Caché derrière les fjords de l'Est

L’Islande est en plein essor. A l’écart de la route circulaire, l’écrivain Joachim B. Schmidt découvre un bijou accessible seulement aux voyageurs peu pressés. Il rencontre des habitants créatifs, un château d’elfes, une mine, entend de vieilles histoires, contemple des flancs montagneux dorés et est invité à la baignade par des milliers d’ondines.

Publication: 2018

Joachim B. Schmidt

Originaire des Grisons, Joachim B. Schmidt travaille en Islande en tant qu'écrivain, journaliste et guide de voyages. Il vit avec sa femme et ses enfants à Reykjavík.

https://joachimschmidt.ch/

Le 4 juillet 1627, personne n’était à la maison à la ferme Hvalnes. Heureusement. Car quand des pirates algériens saccagent tout, il vaut mieux que personne ne soit là. Ensuite, les pirates tombèrent sur les habitants moins chanceux de Berunes et Djúpivogur. Ils pillèrent, tuèrent et déportèrent les habitants. Cela aurait pu être pire. Mais le célèbre brouillard des fjords de l’est déposa son blanc manteau sur les Islandais effrayés, qui se cachèrent dans les falaises. De nos jours, plus personne n’a peur des pirates, mais plutôt des navires de croisière. Il est lundi de Pentecôte et c’est encore calme ; le calme avant la tempête. 650 personnes vivent dans le ravissant village portuaire qui attire des douzaines de navires de croisière pouvant atteindre 2700 passagers. "Je n’ai rien contre les touristes", se plaint Hanna, une artiste locale, "mais ils grimpent dans nos jardins et regardent par les fenêtres. Nous ne sommes pas en exposition !"

En mai, on est en avril

Hanna fait partie des initiants qui, du village de pêche en déclin, en ont fait un terrain de jeux pour artistes : Skaftfell, un centre d’art contemporain, une résidence pour les artistes, l’école d’art LungA et son festival – tout cela a une influence. Grâce à cet élan artistique, le village rayonne d’une nouvelle force attirante. Le nombre d’habitants a augmenté. Mais Hanna ne continue pas. Je dois même lui promettre avec ce reportage de n’attirer dans les fjords de l’est que ceux qui veulent prendre leur temps. Ceux-ci seront les bienvenus, assure-t-elle. Et c’est exactement mon intention : prendre mon temps. Regarder autour de moi comme un fanion dans le vent. Le temps islandais doit naturellement être pris en compte. En haut, sur la route du col vers Seyðisfjörður, les grêlons dansent sur l’asphalte. En bas, à l’Hôtel Aldan, les gens sont installés dans la véranda. Sur le chemin pour Borgarfjörður eystri, la pluie est mélangée avec de la neige. Même l’oie cendrée au bord de la route semble dépitée en regardant autour d’elle. Fin mai ressemble ici plutôt à avril.

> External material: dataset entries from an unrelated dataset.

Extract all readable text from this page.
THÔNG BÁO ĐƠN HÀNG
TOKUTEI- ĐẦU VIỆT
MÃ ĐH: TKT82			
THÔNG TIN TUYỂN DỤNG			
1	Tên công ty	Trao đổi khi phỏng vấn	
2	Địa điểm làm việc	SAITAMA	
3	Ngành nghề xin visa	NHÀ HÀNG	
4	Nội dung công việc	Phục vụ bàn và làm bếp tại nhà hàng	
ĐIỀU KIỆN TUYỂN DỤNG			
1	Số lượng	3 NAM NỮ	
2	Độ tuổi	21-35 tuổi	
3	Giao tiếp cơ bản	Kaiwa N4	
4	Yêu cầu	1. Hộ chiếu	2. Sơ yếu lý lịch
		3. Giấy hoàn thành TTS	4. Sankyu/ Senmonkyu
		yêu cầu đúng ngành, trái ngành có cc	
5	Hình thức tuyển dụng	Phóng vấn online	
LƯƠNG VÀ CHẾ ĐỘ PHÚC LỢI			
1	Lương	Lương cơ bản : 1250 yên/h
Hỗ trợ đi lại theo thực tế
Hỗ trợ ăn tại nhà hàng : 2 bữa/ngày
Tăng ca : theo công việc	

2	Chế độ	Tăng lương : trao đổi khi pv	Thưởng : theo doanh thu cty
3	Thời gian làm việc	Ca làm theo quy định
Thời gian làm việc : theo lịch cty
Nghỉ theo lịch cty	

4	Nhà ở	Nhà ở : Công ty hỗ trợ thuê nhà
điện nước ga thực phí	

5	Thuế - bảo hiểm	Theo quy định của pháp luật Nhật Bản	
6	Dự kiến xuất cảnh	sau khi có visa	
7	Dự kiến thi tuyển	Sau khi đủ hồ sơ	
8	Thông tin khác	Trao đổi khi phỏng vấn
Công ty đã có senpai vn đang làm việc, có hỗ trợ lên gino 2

Salutations de la reine des elfes

Dans la petite église en bois de Bakkagerði, je rejoins la production d’un film documentaire sur l’œuvre de Jóhannes Kjarval : « le plus grand peintre islandais !» , comme Kristjana, la présidente du conseil paroissial, m’explique fièrement. En attendant, le caméraman déplace à la lumière un célèbre triptyque de Kjarval qui montre Jésus en train de prêcher sur une falaise. "Regarde, Jésus se trouve sur Álftaborg, le château des elfes." Kristjana indique la porte de l’église. "C’est la falaise directement devant l’église. C’est ici que vit la reine des elfes Borghildur avec ses sujets. Dois-je la saluer ?", "euh oui", je balbutie et demande si elle est en bons termes avec elle.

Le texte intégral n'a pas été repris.